235994 An international study of promising practices for long-term residential care

Monday, October 31, 2011

Pat Armstrong, PHD , Sociology, York University, Toronto, ON, Canada
Pauline Vaillancourt Rosenau, PhD , Management, Policy and Community Health, University of Texas School of Public Health, Houston, TX
This is the first report of a seven-country study of innovative, promising practices for conceptualizing and organizing long-term residential care. It signals promising approaches to work organization within those facilities, to accountability for quality, to financing and where the goal is to treat both providers and residents with dignity and respect, to understand care as a relationship and to take differences and equity into account. The study's multi-method approach and four theme areas are explained. The challenges of employing key informant interviews in different countries, with team development between countries, and rapid ethnography techniques of residential care facilities in several locations, with protocols and web-based systems ensuring data sharing across the team in a timely and rigorous manner, will be presented. The goals of iterative analysis of theory and data and reflexive analysis methods are outlined. The research goal is to stimulate original thinking by constantly bringing fresh eyes to what is commonplace and ordinary to local observers, but completely new to colleagues and partners from another country. The need to confront opportunities for comparison and rigor with openness to new insights and diverse contexts will be outlined. The philosophical underpinnings of the project are that practical implications of theory and the theoretical implications of practices and processes can create conditions for breakthroughs in theory, empirical results, processes of collaboration, policy and practices not only about conceptualization of residential care and their implications but also about ways of doing and sharing research, filling major gaps in knowledge about long-term care.

Learning Areas:
Administration, management, leadership
Diversity and culture
Public health administration or related administration
Public health or related public policy
Systems thinking models (conceptual and theoretical models), applications related to public health

Learning Objectives:
--Members of the audience will be able to differentiate between the various approaches to long term residential care in several developed countries --They will be able to identify differences in long term residential care practices in their own communities compared to those in other countries --Members of the audience will be able to describe an innovative multi-method approach (with site switching and rapid ethnography techniques) designed for the study of long term residential care in several countries. --They will learn where to seek additional information about this innovative methodology should they wish to follow up on it and employ it in the assessment of long term care in their own communities.

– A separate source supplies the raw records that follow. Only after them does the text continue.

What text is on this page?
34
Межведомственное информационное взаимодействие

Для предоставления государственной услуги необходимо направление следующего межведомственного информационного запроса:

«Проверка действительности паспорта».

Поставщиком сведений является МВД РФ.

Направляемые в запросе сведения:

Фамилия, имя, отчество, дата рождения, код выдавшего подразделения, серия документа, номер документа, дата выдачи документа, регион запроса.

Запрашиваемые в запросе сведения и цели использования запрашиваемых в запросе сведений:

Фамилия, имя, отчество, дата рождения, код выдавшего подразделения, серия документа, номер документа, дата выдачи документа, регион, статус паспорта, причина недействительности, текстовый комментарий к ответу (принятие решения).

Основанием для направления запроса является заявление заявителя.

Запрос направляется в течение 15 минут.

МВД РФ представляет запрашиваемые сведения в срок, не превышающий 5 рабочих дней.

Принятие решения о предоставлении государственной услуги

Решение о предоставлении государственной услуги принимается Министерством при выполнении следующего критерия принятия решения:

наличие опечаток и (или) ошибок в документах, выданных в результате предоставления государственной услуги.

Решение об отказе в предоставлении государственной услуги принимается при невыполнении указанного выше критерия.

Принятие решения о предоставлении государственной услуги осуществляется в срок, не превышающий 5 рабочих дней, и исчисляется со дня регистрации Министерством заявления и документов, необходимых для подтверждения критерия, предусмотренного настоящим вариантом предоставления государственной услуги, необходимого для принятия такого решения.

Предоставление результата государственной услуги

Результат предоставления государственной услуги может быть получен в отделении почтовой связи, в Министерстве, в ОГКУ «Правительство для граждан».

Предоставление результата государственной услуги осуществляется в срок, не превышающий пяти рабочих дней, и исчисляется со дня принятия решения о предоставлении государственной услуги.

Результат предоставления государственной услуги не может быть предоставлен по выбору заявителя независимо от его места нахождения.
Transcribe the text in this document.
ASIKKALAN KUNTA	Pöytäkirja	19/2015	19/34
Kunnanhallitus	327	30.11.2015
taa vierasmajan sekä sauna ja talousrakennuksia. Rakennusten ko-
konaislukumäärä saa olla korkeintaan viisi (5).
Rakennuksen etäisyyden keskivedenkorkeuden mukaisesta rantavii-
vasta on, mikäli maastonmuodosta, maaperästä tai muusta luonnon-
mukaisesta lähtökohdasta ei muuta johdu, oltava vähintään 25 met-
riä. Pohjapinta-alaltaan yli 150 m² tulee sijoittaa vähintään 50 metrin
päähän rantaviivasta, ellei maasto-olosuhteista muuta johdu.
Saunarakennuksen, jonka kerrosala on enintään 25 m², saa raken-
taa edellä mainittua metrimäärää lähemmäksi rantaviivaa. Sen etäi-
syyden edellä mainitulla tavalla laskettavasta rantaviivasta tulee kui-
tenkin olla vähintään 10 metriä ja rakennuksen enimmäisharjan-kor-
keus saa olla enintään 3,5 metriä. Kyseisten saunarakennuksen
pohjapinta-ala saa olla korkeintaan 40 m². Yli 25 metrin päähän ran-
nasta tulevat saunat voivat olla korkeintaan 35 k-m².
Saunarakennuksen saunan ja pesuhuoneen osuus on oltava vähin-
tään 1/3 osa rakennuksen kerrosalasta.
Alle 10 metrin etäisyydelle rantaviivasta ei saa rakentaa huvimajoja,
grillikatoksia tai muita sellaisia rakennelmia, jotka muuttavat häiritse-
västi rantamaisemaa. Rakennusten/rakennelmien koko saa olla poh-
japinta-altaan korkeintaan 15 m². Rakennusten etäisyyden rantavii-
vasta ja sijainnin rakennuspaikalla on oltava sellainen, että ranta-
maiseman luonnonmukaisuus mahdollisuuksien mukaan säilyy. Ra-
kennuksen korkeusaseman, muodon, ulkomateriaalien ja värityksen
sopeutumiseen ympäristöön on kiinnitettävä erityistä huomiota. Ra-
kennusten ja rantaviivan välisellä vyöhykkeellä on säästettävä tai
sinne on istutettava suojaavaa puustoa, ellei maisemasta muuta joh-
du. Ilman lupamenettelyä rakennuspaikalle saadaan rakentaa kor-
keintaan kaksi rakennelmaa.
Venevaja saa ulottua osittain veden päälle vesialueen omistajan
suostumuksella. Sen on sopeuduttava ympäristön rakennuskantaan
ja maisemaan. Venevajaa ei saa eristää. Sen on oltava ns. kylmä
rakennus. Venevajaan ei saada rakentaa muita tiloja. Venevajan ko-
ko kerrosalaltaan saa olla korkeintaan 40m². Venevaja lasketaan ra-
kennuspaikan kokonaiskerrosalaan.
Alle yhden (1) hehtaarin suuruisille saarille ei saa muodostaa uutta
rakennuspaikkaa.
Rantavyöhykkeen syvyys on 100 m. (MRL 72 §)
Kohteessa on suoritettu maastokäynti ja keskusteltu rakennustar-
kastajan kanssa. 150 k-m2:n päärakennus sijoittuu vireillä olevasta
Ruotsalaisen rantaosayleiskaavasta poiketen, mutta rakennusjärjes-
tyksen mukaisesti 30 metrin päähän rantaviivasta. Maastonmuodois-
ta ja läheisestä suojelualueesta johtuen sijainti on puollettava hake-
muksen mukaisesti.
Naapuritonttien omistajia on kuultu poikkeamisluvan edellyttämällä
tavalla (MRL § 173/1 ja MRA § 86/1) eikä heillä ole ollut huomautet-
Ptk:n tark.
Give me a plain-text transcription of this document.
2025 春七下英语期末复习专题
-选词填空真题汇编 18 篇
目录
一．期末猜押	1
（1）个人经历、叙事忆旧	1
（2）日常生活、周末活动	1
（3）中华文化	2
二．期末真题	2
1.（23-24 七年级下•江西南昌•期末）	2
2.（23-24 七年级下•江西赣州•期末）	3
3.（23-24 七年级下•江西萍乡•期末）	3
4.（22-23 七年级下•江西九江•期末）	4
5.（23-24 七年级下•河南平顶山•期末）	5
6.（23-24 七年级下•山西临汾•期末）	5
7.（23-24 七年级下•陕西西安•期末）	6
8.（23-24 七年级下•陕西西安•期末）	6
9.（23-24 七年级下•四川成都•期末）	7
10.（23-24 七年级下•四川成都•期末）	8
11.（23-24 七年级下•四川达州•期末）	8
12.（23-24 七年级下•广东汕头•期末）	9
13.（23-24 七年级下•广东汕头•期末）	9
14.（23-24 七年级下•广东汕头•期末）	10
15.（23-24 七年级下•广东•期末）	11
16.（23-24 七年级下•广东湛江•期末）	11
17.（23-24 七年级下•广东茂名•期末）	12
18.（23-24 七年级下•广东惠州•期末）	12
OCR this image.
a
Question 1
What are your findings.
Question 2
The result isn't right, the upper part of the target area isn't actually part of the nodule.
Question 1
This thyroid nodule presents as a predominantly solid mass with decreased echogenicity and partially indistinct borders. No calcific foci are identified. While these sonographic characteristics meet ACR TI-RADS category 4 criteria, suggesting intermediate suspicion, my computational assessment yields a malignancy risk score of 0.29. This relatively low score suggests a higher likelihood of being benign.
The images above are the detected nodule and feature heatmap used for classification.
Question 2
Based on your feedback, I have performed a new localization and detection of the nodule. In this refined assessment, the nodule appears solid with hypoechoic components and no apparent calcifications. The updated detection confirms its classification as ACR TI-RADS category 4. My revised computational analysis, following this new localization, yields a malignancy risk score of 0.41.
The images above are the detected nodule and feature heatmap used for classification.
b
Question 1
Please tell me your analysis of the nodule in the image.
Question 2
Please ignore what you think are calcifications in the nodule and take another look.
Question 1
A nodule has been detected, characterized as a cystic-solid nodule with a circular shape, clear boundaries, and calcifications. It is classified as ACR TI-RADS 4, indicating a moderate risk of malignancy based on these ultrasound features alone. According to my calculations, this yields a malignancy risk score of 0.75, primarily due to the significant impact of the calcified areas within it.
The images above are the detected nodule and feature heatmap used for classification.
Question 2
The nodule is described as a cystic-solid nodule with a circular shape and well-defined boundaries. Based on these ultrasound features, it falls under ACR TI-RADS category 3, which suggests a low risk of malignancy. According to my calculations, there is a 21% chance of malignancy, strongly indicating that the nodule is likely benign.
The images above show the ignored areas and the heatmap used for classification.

Keywords: Long-Term Care, Aging

Presenting author's disclosure statement:

Qualified on the content I am responsible for because: Principal Investigator for the project and first author on the abstract that we are proposing to give at the APHA annual meeting.
Any relevant financial relationships? No

I agree to comply with the American Public Health Association Conflict of Interest and Commercial Support Guidelines, and to disclose to the participants any off-label or experimental uses of a commercial product or service discussed in my presentation.